Numerous vendors offer platforms that allow physicians and patients to share their diagnostic images almost instantaneously and wherever they have a device with Internet access. “Using an Internet-based solution, seconds after I want to share something with you, I can,” says Hamid Tabatabaie, CEO of lifeIMAGE, a company in cloud-based image exchange.
Introduced in the past six years, products that allow for sharing and storing diagnostic-quality data on the Internet have been adopted by 5% of the market, according to vendors.

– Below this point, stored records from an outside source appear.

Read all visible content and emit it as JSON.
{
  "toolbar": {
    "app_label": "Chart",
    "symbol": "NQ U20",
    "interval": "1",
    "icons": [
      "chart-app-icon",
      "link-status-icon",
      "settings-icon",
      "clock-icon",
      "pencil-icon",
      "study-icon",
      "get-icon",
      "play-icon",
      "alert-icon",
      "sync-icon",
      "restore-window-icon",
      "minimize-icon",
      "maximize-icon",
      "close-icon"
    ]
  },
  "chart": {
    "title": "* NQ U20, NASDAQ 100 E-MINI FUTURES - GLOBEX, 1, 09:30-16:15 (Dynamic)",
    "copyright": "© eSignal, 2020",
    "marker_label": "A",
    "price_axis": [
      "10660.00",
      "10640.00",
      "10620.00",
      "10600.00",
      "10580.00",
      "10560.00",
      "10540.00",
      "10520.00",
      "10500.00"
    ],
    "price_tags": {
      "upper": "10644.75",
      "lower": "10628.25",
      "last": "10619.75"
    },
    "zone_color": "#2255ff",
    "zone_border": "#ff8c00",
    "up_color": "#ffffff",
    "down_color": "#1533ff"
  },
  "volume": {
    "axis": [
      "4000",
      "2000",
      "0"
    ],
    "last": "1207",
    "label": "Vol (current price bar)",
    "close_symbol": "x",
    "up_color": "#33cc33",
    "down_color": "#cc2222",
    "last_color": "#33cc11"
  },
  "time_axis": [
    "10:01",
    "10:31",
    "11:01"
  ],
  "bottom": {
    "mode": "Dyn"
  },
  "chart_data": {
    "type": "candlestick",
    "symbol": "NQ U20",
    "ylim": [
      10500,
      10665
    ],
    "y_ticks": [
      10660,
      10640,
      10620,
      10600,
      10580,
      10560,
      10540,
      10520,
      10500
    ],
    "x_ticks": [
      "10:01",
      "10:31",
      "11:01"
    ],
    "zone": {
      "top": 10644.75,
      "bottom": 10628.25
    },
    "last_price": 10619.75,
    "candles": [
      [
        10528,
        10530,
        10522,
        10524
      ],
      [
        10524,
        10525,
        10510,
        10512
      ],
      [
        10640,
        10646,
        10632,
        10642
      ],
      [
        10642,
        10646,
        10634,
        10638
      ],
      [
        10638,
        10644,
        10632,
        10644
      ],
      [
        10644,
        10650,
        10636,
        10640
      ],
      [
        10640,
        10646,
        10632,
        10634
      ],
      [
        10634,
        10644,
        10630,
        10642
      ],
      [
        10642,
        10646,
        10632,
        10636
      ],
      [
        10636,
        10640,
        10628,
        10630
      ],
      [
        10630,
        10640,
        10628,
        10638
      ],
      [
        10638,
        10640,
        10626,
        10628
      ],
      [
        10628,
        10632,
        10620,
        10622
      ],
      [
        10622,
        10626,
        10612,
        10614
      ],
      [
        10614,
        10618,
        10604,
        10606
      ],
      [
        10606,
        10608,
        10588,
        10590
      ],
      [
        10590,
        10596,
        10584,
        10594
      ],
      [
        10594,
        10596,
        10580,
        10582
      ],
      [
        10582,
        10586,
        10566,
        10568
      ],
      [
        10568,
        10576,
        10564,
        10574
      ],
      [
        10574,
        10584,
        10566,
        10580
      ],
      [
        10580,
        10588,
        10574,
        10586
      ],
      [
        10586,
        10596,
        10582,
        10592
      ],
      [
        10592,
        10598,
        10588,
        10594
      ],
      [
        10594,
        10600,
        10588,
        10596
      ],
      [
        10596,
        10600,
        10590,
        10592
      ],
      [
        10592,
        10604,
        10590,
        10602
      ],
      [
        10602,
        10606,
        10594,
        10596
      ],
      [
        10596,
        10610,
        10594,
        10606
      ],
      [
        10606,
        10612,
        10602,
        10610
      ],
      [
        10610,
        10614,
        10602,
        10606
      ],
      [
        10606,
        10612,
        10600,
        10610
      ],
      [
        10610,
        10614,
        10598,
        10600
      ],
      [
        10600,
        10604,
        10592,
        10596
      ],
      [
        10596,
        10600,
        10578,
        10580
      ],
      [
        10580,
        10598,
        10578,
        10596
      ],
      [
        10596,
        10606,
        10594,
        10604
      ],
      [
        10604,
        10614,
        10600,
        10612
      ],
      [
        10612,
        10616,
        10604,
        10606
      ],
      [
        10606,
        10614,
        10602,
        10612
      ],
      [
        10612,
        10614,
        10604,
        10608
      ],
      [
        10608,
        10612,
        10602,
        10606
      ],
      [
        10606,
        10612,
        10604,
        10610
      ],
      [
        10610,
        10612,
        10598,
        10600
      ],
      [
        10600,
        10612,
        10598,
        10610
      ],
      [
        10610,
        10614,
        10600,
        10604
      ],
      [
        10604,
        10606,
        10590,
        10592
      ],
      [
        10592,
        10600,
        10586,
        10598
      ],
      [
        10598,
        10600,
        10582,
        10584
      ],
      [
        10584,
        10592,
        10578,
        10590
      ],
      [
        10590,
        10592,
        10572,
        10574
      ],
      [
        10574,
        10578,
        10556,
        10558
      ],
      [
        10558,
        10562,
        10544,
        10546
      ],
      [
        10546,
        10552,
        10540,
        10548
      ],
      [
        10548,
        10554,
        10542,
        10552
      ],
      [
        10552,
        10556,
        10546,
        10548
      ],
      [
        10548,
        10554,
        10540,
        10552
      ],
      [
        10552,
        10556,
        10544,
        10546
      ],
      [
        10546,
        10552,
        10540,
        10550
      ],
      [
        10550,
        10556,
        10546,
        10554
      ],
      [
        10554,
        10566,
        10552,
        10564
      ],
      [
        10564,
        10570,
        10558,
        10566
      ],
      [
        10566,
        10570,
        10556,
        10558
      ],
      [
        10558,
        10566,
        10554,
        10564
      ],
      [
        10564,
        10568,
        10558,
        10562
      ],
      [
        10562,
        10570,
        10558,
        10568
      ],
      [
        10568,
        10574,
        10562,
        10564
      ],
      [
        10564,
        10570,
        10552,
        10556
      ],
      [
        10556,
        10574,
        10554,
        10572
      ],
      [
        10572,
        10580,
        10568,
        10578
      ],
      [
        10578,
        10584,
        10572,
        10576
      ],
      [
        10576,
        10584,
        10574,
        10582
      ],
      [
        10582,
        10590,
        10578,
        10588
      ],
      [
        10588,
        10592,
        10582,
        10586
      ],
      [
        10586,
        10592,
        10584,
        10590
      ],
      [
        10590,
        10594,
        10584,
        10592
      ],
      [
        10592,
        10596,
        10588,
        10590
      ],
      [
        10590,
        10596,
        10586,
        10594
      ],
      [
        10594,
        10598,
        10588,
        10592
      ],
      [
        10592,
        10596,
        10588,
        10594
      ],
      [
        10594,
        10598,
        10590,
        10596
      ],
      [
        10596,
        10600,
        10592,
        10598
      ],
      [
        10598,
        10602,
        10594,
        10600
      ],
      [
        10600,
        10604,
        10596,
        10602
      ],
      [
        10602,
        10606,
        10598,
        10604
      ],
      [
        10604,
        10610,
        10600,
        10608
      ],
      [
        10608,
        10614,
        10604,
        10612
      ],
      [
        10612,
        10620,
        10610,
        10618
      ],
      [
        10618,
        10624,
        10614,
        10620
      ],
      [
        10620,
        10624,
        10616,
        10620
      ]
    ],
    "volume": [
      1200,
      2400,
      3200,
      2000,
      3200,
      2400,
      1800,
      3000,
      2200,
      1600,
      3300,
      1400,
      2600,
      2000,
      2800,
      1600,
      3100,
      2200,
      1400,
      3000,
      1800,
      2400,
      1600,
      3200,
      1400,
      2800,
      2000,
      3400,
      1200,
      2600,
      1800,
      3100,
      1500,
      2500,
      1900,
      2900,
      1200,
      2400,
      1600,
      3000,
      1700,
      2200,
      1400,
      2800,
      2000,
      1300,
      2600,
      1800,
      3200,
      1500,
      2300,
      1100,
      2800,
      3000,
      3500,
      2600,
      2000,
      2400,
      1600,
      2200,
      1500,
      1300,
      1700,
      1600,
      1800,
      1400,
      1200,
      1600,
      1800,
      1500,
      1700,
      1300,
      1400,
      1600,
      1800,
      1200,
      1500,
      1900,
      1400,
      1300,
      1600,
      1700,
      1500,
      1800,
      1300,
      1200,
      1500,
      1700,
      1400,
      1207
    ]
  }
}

They expect adoption of Internet image-sharing applications to accelerate and, over the next five to 10 years, become the norm rather than the exception. “I expect cloud-based image sharing that’s possible with applications like lifeIMAGE’s will be standard in five years at the outside,” Tabatabaie says. “People have engaged and embraced it, and everyone is moving toward it.”
Arman Sharafshahi, president of Accelarad, creator of SeeMyRadiology.com, says that “there is no reason why every hospital or imaging facility can’t do image sharing through our cloud platform in the next couple of years.” But, he says, as with anything in health care, it takes awhile to change practice, and he expects this change could take up to 10 years to complete, like the switch from film to digital and PACS.
Vendors and radiologists expect more facilities to use cloud image sharing, as they are under pressure to show they are using EHR technology in meaningful, measurable ways. After 2015, Medicare will require everyone to meet its meaningful use standards or they could be subject to financial penalties.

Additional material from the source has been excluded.